Bu yazı kaleme alındığında Kıbrıs Rum kesiminde dün yapılan başkanlık seçimlerini kimin kazandığı henüz belli değildi. İbre Dimitris Hristofyas'tan yana görünüyordu. Fakat burada asıl önemli olan, Papadopulos döneminin kapanıyor olmasıdır.
Nitekim, Hristofyas ve Yannakis Kasulides'in seçimlerin ilk turunda gösterdikleri başarı, Kıbrıs sorununun çözümü açısından taze umutların doğmasına neden olmuştur. Kıbrıslı Türkler bu gelişmelerden memnun olsalar da ihtiyatı, haklı olarak, elden bırakmıyorlar.
Nedeni ise malum. Hristofyas'ın Annan Planı sürecinde son dakikada tutum değiştirerek oynadığı olumsuz rol unutulmuş değil. Bu nedenle Hristofyas ve Kasulides'in çözüm için çalışma konusunda verdikleri sözleri kanıtlamaları gerekecek.

Türkiye memnun mu?
Bu arada, seçimleri kaybeden adayın diğerine çözüm konusunda destek vermesi de gerekecek. Kaybeden tarafın bu açıdan göstereceği çaba da ayrı bir "samimiyet göstergesi" olacak.
Öte yandan, Papadopulos'un gitmesi hem adada, hem de Avrupa'da memnuniyetle karşılanırken, Türkiye'nin ne denli memnun olduğu meçhul. Zira, hafta içinde Financial Times'ın da belirttiği gibi, Ankara bu konuda çok fazla renk vermiş değil.
Nitekim, Kıbrıslı Türk olan kıdemli yazarlarımızdan Metin Münir, seçimlerin ilk turundan sonraki yazısında önemli bir noktaya işaret etmişti. Çözüm konusunda ciddi sayılacak herhangi bir hareketliliğin yaşanmadığı son beş yıl zarfında KKTC, Münir'in ifadesiyle, gözle görünür bir şekilde "Türkiyeleşti."

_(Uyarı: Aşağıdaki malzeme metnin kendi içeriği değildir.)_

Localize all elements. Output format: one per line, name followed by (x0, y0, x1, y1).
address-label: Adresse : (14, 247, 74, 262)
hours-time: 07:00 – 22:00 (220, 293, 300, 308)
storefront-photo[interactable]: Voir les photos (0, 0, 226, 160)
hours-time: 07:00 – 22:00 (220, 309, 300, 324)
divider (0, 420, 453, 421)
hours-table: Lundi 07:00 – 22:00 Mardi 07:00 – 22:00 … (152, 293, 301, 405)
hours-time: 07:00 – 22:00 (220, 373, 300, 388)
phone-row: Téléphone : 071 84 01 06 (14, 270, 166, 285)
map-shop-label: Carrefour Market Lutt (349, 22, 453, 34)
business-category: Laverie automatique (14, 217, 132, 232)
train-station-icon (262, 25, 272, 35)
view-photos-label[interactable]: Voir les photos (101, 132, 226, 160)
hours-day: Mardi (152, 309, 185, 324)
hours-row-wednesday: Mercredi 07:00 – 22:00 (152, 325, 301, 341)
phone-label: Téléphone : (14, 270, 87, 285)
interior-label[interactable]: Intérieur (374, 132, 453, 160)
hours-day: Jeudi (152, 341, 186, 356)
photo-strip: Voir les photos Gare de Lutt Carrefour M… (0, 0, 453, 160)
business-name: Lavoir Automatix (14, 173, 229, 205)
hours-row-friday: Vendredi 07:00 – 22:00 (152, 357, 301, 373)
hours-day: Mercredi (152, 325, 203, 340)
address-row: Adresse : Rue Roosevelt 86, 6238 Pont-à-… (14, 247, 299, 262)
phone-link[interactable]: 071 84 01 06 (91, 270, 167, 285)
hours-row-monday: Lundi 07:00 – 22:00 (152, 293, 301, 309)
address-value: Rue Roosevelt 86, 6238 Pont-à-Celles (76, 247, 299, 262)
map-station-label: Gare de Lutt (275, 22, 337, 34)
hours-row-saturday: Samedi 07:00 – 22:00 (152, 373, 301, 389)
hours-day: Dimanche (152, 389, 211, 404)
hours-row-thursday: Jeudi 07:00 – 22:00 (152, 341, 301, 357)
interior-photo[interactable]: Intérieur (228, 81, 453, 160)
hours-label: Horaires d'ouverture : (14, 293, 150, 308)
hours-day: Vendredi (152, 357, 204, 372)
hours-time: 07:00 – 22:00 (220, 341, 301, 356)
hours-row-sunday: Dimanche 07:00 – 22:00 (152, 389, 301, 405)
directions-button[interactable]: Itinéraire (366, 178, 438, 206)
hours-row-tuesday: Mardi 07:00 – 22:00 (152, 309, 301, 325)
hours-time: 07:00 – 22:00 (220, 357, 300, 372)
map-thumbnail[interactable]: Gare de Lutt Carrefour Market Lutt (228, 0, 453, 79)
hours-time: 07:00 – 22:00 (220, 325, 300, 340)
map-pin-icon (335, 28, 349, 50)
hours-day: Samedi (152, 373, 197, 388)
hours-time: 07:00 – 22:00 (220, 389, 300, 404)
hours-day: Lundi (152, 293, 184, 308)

Kıbrıs sıkıntısı önemsiz mi?
AB'nin kapıyı yüzüne kapatmasıyla da iyice Türkiye ekonomisinin bir uzantısı oldu. Anadolu'dan gelen göçmenler ise bugün KKTC nüfusunun çoğunluğunu teşkil ediyor. 1974 operasyonuna bir "restorasyon" girişimi olarak değil de "fetih" gözüyle bakan Türk tarafındaki şahinler açısından bu tabii ki memnuniyet verici bir durum.
Onun için Papadopulos, son günlerde Batı'da çok dillendirilen lakabıyla, "Mr. No" olarak iş başında kalsaydı, bu, statükonun sürmesi anlamına gelecekti. Adanın resmen bölünmesi ve KKTC'nin, Kosova'nın yolundan ilerleyerek, zamanla bağımsızlık perspektifi kazanması da menzile girecekti.
Türkiye'nin AB'de Kıbrıs sorunu nedeniyle yaşadığı sıkıntılara gelince, bunlar da çok önemli değil, zira, Münir'in de yazısında ifade ettiği gibi, hükümetin AB hevesi zaten sönmüş durumda.

Birleşik Kıbrıs seçeneği
Fakat, Rum kesimindeki seçimlerden sonra, Kıbrıs müzakerelerinin Güvenlik Konseyi, ABD ve AB'nin de baskılarıyla, yeniden başlaması olasılığı yüksek. Bu da Annan Planı sürecinde Türkiye'de yaşanan sıkıntılarla sert tartışmaların hortlaması anlamına gelecektir.
Ankara bu yeni süreci yapıcı bir şekilde yönetemezse, Kıbrıslı Türklerin Annan Planı'na "evet" demeleriyle elde ettiği moral avantajı da kaybetme riskiyle karşı karşıya kalacaktır.
Oysa Papadopulos "Mr. No" olarak işbaşında kalsaydı bunların hiçbiri yaşanmayacaktı.
Onun için Rum kesimindeki başkanlık seçimlerinin beklenmedik sonucu, statükodan memnun görünen Ankara'nın huzurunu kaçırmış gibi. Çünkü bu gelişme "bölünmüş Kıbrıs" yerine "birleşik Kıbrıs" seçeneğini tekrar perspektife sokmuş bulunuyor.